I run into people from time to time who are very skeptical of religious ritual, things like liturgy or hourly prayers, practices like fasting or crossing yourself. If we discuss it, they usually tell me that they think it’s deadening, that their spirituality is vital and free and that ritual would stifle things.
I think I understand the resistance. Some come from families that just seemed to cycle through the motions at church. Some of those families were very serious and consistent, others almost irreligious in every other way; both left the impression that their engagement was lifeless, even faithless.

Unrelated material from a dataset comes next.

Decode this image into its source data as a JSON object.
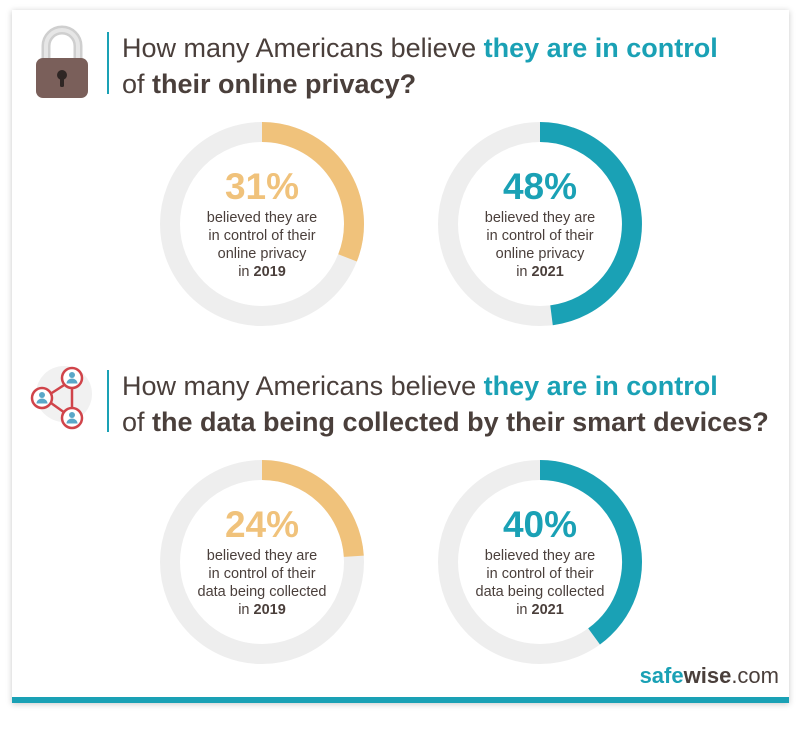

Others have simply never tried it. They have a preconception of what ritual is all about, and they think embracing it would be a giant spiritual step backward.
My personal experience was more like the latter, but it turns out that I was very wrong. I have found — and many others I know have as well — that vital faith combined with traditional ritual proves spiritually enriching. Here are two initial reasons why:
1. Ritual provides structure for faith
Ritual contours our spirituality the same way a cup contours a beverage. Remove the cup and you have an accident, a word that pretty well describes my Christian walk before encountering ritual’s comely structures.
I don’t know if the observation was original to him, but a friend once said that ritual is the grammar of faith. Grammar isn’t the substance of language, but its structures and precision help language reach fuller, richer meaning. Ritual can do the same thing for faith.
Many of us have faith like a rambling run-on sentence, all meandering and going who-knows-where. It’s not that it’s bad. It’s just missing direction. We know our faith has meaning, but the full depth of that meaning is unavailable or unattainable to us because we’ve not availed ourselves of the formative, shaping power of ritual.
2. Ritual enlivens faith
Augustine wrote about this while discussing the physicality of prayer. God doesn’t need people to “bend their knees . . . stretch forth their hands, or even prostrate themselves on the ground, [or] whatever else they visibly do. . . .” After all, he said, God knows “their invisible will and heart’s intention. . . .”
But the ritual of prayer “excites” a more prayerful spirit. As the outward acts are done in faith, the inward, spiritual reality of that faith increases. Augustine said “the heart’s affection . . . grows because [the ritual motions] are made.”
I find this generally true of liturgical worship, using a prayer book, crossing myself, lighting candles for prayer, and other ritual activities as well. They stir my heart, and best of all they bring my heart along when it’s heavy or distracted or even resistant. Instead of being a dead weight, ritual excites and energizes my faith. I can start out saying my prayers by rote and find myself at the end fully, spiritually engaged. And I never would have arrived in the second of those states if I didn’t begin with simple ritual.
Ritual can be form without power. We’ve all seen that, and some have suffered by it. But don’t close the door; the form of ritual filled with the Spirit’s power can be enriching beyond measure.